Do note that Yoder has had a major #metoo re-evaluation since his death. He remains the most important Anabaptist theologian of the 20th century, and a hugely influential Christian theologian generally, but knowing what we now know about his sexual abuse of dozens and dozens of women who were his students puts his writings demanding Christians reject coercion in a different and much harsher light. Yoder (at first) believed he was inaugurating a new theology of sexuality, but he didn't really ask the women he was trying to inaugurate it with if they were interested before he started inaugurating it on them against their wills. The Mennonite church recently commissioned a professional historian to research and report on the allegations and their aftermath, and it is fascinating reading for an accounting of how powerful men, especially in church settings, got away with sexual abuse in the latter half of the 20th century -- and itself is a pretty fascinating piece of practical Anabaptist theology, in that it was commissioned by the church, written by a Mennonite historian, and publicly distributed, in an attempt to hold the community accountable to itself.
posted by Eyebrows McGee at 5:23 AM on June 13, 2018 [5 favorites]

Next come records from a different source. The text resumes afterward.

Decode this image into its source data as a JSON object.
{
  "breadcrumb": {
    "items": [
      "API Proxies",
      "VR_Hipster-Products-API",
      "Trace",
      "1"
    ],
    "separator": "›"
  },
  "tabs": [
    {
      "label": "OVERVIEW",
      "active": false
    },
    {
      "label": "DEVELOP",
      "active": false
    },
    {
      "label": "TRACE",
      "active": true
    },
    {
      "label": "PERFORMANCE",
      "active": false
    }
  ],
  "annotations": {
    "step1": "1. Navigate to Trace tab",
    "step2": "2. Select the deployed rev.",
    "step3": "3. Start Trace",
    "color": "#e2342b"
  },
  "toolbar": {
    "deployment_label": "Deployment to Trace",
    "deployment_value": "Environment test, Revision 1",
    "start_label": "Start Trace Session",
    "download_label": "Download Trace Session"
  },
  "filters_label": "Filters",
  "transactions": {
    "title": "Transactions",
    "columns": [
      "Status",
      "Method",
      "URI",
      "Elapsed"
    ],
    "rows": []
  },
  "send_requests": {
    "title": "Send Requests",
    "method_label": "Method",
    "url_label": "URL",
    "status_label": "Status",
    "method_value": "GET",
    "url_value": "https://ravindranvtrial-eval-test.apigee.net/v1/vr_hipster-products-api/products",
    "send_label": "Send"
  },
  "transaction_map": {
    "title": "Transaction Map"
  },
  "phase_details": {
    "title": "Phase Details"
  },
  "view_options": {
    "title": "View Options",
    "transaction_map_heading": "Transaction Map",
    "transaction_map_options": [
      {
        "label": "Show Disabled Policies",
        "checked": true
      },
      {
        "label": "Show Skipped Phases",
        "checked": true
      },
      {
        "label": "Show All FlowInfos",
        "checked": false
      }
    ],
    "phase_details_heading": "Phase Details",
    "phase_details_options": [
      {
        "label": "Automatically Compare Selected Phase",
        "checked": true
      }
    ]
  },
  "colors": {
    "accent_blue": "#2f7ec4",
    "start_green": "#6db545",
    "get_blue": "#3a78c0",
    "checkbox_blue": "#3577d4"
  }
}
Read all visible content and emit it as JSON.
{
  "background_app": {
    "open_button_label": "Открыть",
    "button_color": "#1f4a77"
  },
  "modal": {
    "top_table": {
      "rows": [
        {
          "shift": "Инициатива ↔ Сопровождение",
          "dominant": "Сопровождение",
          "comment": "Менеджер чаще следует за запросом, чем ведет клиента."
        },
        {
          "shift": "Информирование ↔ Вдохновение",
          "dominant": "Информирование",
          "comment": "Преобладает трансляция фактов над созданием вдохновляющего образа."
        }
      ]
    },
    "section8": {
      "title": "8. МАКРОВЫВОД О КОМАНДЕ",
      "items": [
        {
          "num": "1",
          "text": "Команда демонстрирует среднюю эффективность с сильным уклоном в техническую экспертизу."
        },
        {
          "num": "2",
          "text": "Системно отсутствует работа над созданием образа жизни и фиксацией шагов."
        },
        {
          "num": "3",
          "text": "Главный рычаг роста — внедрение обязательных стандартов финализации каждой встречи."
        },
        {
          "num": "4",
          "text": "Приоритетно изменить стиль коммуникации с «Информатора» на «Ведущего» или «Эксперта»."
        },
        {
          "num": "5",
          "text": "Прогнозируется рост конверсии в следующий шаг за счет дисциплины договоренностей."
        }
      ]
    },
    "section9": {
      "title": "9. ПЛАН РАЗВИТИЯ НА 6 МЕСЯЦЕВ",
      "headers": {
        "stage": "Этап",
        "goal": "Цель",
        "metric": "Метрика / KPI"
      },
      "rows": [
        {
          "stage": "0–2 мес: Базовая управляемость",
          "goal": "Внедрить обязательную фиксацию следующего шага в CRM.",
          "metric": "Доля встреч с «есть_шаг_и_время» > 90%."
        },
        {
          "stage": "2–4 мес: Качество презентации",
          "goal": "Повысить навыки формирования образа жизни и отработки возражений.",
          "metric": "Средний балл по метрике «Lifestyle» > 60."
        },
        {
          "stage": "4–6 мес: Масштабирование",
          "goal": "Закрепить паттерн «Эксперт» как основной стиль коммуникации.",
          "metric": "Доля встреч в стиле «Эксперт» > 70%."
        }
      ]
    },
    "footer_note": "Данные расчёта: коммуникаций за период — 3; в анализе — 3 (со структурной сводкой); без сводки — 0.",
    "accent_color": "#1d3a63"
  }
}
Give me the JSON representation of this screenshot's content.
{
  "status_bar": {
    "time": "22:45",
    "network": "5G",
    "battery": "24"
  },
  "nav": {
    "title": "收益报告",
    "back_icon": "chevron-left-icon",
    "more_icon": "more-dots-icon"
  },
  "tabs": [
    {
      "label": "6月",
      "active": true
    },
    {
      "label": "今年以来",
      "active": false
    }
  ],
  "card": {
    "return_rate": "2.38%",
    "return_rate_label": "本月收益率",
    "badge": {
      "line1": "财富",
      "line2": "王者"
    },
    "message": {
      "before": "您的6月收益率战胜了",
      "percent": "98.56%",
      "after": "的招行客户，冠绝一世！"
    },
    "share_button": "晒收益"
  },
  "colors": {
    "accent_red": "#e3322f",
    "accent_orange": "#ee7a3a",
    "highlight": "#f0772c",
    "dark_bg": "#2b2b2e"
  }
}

Speaking as a Mennonite, I'd answer you question about books by Amish on Amish philosophy and theology by saying such books really don't exist. Reading the early Amish and Anabaptists are important to understand the beginnings of the Amish (and other Anabaptists), but the Amish don't really write philosophy and theology. You need to rely on non-Amish sources, and sympathetic Mennonite scholars are probably your best bet. So, the previously mentioned The Amish Way: Patient Faith in a Perilous World, by Donald B. Kraybill, Steven M. Nolt, David L. Weaver-Zercher Jossey-Bass is a good recommendation.

You might enjoy perusing GAMEO, the Global Anabaptist Mennonite Encyclopedia Online, which has a lot of encyclopedia-style articles on Anabaptism. The article on the Amish Division talks about origins, and the article on Old Order Amish is a general article.

As implied above, there's plenty of dirty laundry that can be aired about the Amish, about the Mennonites, and. well, every long-running human group. But I think you're looking for sympathetic sources, and that's what I'm providing.